It's M.E. Linda
Senior Member (Voting Rights)
I think a qualitative study of people's accounts on this would definitely make a good paper.
Would @Graham @Tom Kindlon et al be interested as a follow up to their paper?
The satellite clinic (of a CFS/ME clinic in neighbouring County) available in a city (10 miles each way, commuter traffic) either provides:
group sessions - 2 hours long, every 2 weeks, for 5-6 weeks; or
one-to-one sessions - up to an hour, for 6 appointments (mine were extended to 8 as I was still attending Occupational Health procedures prior to dismissal from my career). Closely spaced initially, then 4-6 weekly.
The supportive letters from the Clinic & the kindness of the Clinician were excellent. However, I had already “recovered” from PVFS once before and knew enough to ‘do my own thing’ and not follow instructions blindly. Just the drive to attend the appointments (after the first few which husband drove me to, but he had to take leave from work) was far too much for me really.

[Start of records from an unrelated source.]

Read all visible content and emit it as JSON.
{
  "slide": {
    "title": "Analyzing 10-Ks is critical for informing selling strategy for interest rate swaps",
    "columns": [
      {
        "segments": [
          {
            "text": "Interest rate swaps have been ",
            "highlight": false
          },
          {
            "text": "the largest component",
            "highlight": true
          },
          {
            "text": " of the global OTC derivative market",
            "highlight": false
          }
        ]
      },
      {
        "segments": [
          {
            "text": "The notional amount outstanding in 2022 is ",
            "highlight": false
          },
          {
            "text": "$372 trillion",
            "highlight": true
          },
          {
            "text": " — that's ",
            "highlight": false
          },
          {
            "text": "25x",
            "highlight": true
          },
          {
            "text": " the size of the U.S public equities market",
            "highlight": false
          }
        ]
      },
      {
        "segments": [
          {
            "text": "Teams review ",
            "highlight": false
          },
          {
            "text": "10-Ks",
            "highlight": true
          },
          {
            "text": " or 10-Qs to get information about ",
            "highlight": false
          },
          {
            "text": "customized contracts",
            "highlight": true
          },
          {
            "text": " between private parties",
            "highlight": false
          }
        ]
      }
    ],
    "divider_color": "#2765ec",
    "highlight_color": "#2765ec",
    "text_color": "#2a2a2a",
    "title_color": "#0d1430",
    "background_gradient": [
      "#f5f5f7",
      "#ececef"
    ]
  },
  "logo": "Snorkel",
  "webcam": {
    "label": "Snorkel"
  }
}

Some sort of decent CBT, counselling, access to support with employer/college/school/DWP, is still very much needed everywhere. Perhaps clinics could even offer alternative therapies, even gentle massage/access to warm swimming pools/well being, similar to the Maggie Clinics for Cancer. But we would still have the problems of getting ourselves to any clinic and the subsequent payback.
However, in the U.K. (where they are available), the Clinic discharges you, back to GP and, in effect, no other care.
They should not make any sweeping statements about patients having ‘recovered’, we are left to manage as best as we can. In reality, we are just abandoned.
We are not back at work or even managing to run our homes without significant help from partners or family.